JAKARTA, KOMPAS.com - Dewan Pengawas Komisi Pemberantasan Korupsi (Dewas KPK) membenarkan dugaan pungutan liar (pungli) di rumah tahanan (rutan) terungkap dari proses etik atas digaam pelecehan seksual oknum petugas ke istri tahanan.
Anggota Dewas KPK, Syamsuddin Haris membenarkan, pihaknya menerima laporan istri tahanan KPK yang dilecehkan oleh petugas.
“Ya (kasus pungli terungkap) saat proses etik kasus pelecehan,” kata Syamsuddin saat dihubungi Kompas.com, Jumat (23/6/2023).
Baca juga: Novel Duga Pungli di Rutan KPK Terungkap dari Pelecehan Petugas ke Istri Tahanan
Anggota Dewas KPK, Albertina Ho juga mengonfirmasi pihaknya menerima laporan dugaan pelecehan seksual petugas KPK terhadap istri tahanan.
Menurutnya, kasus itu sudah disidangkan dan diputus oleh Dewas dalam sidang yang digelar terbuka untuk umum.
Ia menyebut, kasus itu telah diumumkan pada laporan kinerja Dewas KPK tahun 2022 pada Januari lalu.
Mantan hakim tersebut membantah pihaknya menyembunyikan fakta laporan dugaan pelanggaran etik terkait perbuatan asusila terhadap istri tahanan KPK.
Baca juga: KPK Sebut Kasus Pungli di Rutan Sendiri Berupa Suap, Gratifikasi hingga Pemerasan
“Silahkan dinilai sendiri,” ujar Albertina.
Sementara itu, Ketua Dewas KPK Tumpak Hatorangan Panggabean mengatakan kasus itu sudah diputus oleh Dewas dalam sidang etik yang digelar April lalu.
Meski demikian, Tumpak belum menjawab apa sanksi yang dijatuhkan untuk pelaku.
“Sudah lama diputus sidang etiknya oleh Dewas bulan April yang lalu,” kata mantan Ketua KPK tersebut.
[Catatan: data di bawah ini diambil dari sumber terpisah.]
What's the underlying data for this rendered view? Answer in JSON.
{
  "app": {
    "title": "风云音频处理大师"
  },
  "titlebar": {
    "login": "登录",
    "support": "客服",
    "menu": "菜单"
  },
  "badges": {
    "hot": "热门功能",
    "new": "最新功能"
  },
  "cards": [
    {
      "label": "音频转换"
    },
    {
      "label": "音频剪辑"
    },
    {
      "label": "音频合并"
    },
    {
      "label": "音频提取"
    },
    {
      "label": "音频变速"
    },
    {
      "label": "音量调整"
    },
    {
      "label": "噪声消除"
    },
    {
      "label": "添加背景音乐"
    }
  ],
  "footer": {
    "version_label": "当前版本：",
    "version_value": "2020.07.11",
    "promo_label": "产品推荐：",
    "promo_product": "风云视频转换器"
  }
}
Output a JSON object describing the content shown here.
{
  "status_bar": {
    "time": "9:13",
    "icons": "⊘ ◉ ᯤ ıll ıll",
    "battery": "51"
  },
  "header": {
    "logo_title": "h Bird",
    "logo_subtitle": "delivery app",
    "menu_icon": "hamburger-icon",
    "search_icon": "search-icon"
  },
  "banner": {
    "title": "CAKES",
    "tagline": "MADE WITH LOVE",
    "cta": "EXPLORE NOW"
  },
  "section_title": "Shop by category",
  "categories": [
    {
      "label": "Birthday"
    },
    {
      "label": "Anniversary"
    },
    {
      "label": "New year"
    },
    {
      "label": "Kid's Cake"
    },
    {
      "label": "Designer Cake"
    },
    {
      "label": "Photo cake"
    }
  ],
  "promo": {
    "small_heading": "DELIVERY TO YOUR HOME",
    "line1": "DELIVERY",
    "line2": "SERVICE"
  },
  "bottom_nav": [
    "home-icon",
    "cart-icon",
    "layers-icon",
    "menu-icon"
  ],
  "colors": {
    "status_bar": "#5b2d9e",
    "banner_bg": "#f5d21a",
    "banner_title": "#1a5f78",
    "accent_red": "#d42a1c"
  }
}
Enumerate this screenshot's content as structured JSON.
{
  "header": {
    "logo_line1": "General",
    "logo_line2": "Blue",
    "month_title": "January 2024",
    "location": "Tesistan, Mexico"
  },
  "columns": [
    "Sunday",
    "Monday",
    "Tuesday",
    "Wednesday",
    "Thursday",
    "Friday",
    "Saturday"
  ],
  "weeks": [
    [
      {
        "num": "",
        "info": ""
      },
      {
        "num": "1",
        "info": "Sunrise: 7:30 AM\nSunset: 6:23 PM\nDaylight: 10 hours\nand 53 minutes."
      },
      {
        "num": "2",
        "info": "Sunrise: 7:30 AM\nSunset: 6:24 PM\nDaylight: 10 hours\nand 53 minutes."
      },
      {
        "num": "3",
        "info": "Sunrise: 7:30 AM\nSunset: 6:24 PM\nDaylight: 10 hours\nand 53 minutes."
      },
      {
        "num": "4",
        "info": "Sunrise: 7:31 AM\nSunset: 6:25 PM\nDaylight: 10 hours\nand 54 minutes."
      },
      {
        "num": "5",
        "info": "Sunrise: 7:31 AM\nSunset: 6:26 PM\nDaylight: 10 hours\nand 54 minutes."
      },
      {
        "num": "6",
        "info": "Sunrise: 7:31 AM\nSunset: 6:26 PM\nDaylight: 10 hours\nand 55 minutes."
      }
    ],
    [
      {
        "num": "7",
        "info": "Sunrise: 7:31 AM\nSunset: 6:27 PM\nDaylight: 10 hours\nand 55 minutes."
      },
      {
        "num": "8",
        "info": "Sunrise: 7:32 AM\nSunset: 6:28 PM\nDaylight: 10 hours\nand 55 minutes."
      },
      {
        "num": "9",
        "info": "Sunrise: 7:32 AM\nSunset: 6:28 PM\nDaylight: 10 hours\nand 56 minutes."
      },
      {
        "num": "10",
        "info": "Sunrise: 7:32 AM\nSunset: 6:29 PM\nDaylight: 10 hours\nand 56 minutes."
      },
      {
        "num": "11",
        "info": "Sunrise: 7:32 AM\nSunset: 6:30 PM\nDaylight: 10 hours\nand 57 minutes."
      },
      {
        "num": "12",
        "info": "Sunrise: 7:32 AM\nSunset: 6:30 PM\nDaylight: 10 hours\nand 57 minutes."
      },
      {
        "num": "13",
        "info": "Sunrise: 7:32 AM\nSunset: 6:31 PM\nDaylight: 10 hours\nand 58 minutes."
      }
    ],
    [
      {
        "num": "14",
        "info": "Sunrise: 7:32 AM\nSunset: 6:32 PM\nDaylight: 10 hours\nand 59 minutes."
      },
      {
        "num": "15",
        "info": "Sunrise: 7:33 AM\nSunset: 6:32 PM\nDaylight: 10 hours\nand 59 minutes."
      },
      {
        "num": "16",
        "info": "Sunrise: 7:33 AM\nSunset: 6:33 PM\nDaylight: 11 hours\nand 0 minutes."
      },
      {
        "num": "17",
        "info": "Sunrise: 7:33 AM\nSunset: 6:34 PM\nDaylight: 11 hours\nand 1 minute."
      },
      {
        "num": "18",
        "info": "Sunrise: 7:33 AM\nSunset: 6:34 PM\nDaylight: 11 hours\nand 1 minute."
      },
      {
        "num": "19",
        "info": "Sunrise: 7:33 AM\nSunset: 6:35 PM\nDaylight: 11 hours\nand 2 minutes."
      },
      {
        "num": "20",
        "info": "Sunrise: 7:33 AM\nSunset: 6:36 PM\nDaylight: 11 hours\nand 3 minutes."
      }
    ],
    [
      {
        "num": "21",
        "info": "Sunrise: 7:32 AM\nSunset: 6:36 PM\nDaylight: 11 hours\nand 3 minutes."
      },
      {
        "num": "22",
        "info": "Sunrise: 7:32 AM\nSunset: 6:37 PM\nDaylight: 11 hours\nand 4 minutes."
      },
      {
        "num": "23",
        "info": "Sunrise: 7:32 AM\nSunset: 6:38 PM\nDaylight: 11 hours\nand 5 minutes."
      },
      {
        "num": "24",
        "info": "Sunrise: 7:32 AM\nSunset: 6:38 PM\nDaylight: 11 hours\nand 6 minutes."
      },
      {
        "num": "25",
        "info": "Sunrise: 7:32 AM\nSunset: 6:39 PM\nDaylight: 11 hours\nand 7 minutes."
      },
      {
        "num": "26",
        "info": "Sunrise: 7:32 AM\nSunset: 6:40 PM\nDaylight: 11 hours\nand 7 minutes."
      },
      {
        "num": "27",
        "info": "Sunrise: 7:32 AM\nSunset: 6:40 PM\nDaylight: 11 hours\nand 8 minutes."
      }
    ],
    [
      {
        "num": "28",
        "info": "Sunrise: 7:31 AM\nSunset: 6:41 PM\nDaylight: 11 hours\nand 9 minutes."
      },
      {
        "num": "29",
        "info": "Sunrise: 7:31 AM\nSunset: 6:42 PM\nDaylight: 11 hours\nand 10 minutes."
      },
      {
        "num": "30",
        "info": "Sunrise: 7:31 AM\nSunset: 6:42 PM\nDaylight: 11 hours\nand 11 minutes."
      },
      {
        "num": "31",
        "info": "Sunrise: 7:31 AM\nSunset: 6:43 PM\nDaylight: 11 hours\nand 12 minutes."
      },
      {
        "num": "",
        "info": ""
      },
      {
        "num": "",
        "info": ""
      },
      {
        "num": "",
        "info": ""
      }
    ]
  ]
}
Berdasarkan catatan Kompas.com, pada Januari lalu, Dewas mengumumkan telah menyidangkan kasus dugaan pelanggaran etik sepanjang 2022.
Baca juga: Dewas KPK Sebut Pungli di Rutan KPK Gunakan Lebih dari Satu Rekening
Sebanyak dua di antaranya merupakan kasus perselingkuhan antar pegawai. Satu dari dua perkara itu merupakan carry over tahun 2021 sementara satu lainnya terjadi di tahun 2022.
Sementara, tiga kasus lainnya adalah dugaan pelanggaran standard operating procedure (SOP) terkait perkara bendahara pengeluaran pengganti di Kedeputian Penindakan dan Eksekusi.
Kemudian, kasus dugaan pelanggaran etik Wakil Ketua KPK saat itu, Lili Pintauli Siregar, dan dugaan penggunaan scan tanda tangan untuk keperluan pertanggungjawaban pengeluaran uang.